To be fair, Nelson does address these issues with a broad brush in his article and in much more detail in his recent book Public Lands and Private Rights. Incidentally, Public Lands and Private Rights is an excellent source-refenence for backgound on set-up and administration of federal land and resource management agencies, whether or not one is inclinded to agree with Nelson's prescriptive remedys. Also it is not clear that Nelson is too firmly tied to his prescriptions for transferring federal lands to the states. In a recent article titled "Beyond the Progressive Paradigm" Nelson lays out ideas for decentralizing national forest management without transferring the lands outright (Nelson 1995(b)). Still, to gain a perspective of Nelson's ideas on state management compared to federal management consider his summary in "Transferring Federal Lands....":

I agree with Nelson that now is the time for an "informed debate" on the merits and drawbacks of all types of land ownership. But I also believe, along with Paul Hirt, author of A Conspiracy of Optimism: Management of the National Forests Since World War II (1994), that it does little good to focus blame on any one party for the state of affairs we find ourselves in right now. We all got here together, and ought to be grateful for the many wonderful things we've accomplished along the way. But we should also be aware that we got to where we now stand at no small price in terms of environmental amenities, and arguably environmental necessities in terms of clean air, clean water, and more complex life support systems, etc. It is time to begin to discuss what path we will take into the future. We have hard decisions ahead and it will do little good to dissipate our energy pointing fingers at each other. Much better, I believe, to begin to discuss approaches to democratic participation that make sense today and use history as a means mainly to provide context for today's policy discussions (Kemmis 1990, Toffler and Toffler 1995, Wilkinson 1992).

In Sum

Yes, public land management is expensive. Federal government administration is expensive, as noted by all recent administrations as well as the Congress.

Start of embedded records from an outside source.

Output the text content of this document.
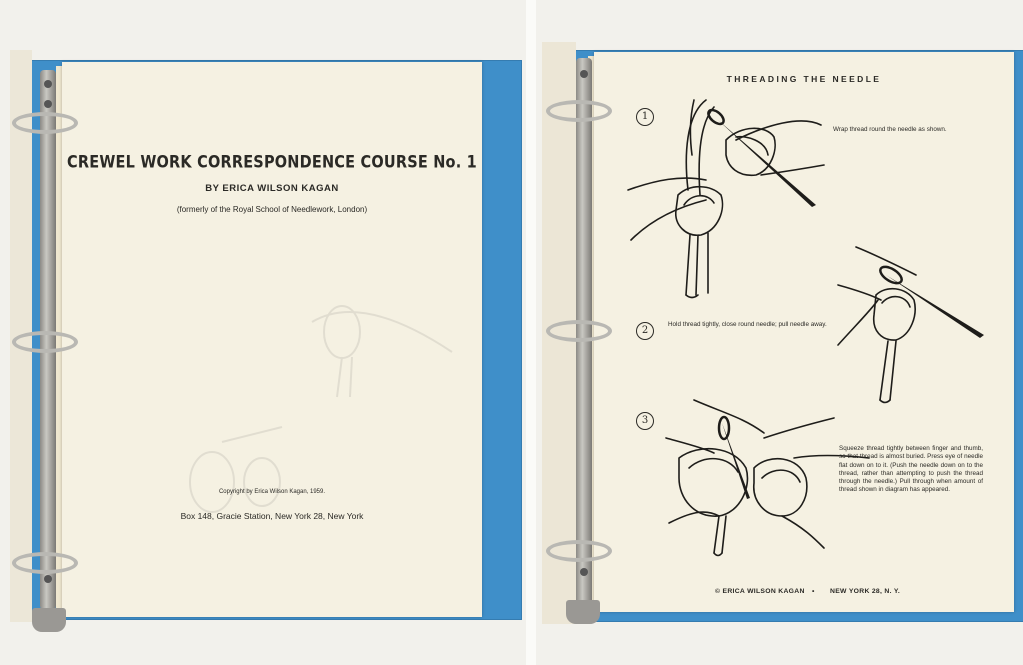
CREWEL WORK CORRESPONDENCE COURSE No. 1
BY ERICA WILSON KAGAN
(formerly of the Royal School of Needlework, London)
Copyright by Erica Wilson Kagan, 1959.
Box 148, Gracie Station, New York 28, New York
THREADING THE NEEDLE
1
Wrap thread round the needle as shown.
2
Hold thread tightly, close round needle; pull needle away.
3
Squeeze thread tightly between finger and thumb, so that thread is almost buried. Press eye of needle flat down on to it. (Push the needle down on to the thread, rather than attempting to push the thread through the needle.) Pull through when amount of thread shown in diagram has appeared.
© ERICA WILSON KAGAN • NEW YORK 28, N. Y.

So is a new home, a new car, or even most vacations we Americans take. But that is not to argue that we should abandon government improvement efforts. Government should be improved, and if the Government Performance Act of 1993 ever takes hold some of the costs of federal administration will better balance with the beneficial outcomes from that administration. And in part that balance will develop, assuming that it develops at all, due to partnerships between federal, state, county, and municipal government administrations working in concert with other organizations hand-in-glove for better government in general rather than locked in head-to-head competition one with another. As we begin to discuss these matters maybe we can find better roles for government generally and specifically in the hierarchy from local to federal government. But to ask right now, out-of-context, if federal government administration is too expensive is to ask a question anchored in air. Throughout the government, agencies at all levels are busy redefining their respective roles and attempting to find ways to work together for better and shared outcomes. But in doing so they are bucking tides of 200 years of procedure and protocol, laying out respective "turf to be protected and lines of competition". It will be a painful process to effect what Vice President Al Gore described as a government that works better and costs less. On balance, it looks likely that there are no easy resolutions to federal lands dilemma. Simple schemes to transfer federal lands to states or counties, will very likely create more problems than are resolved.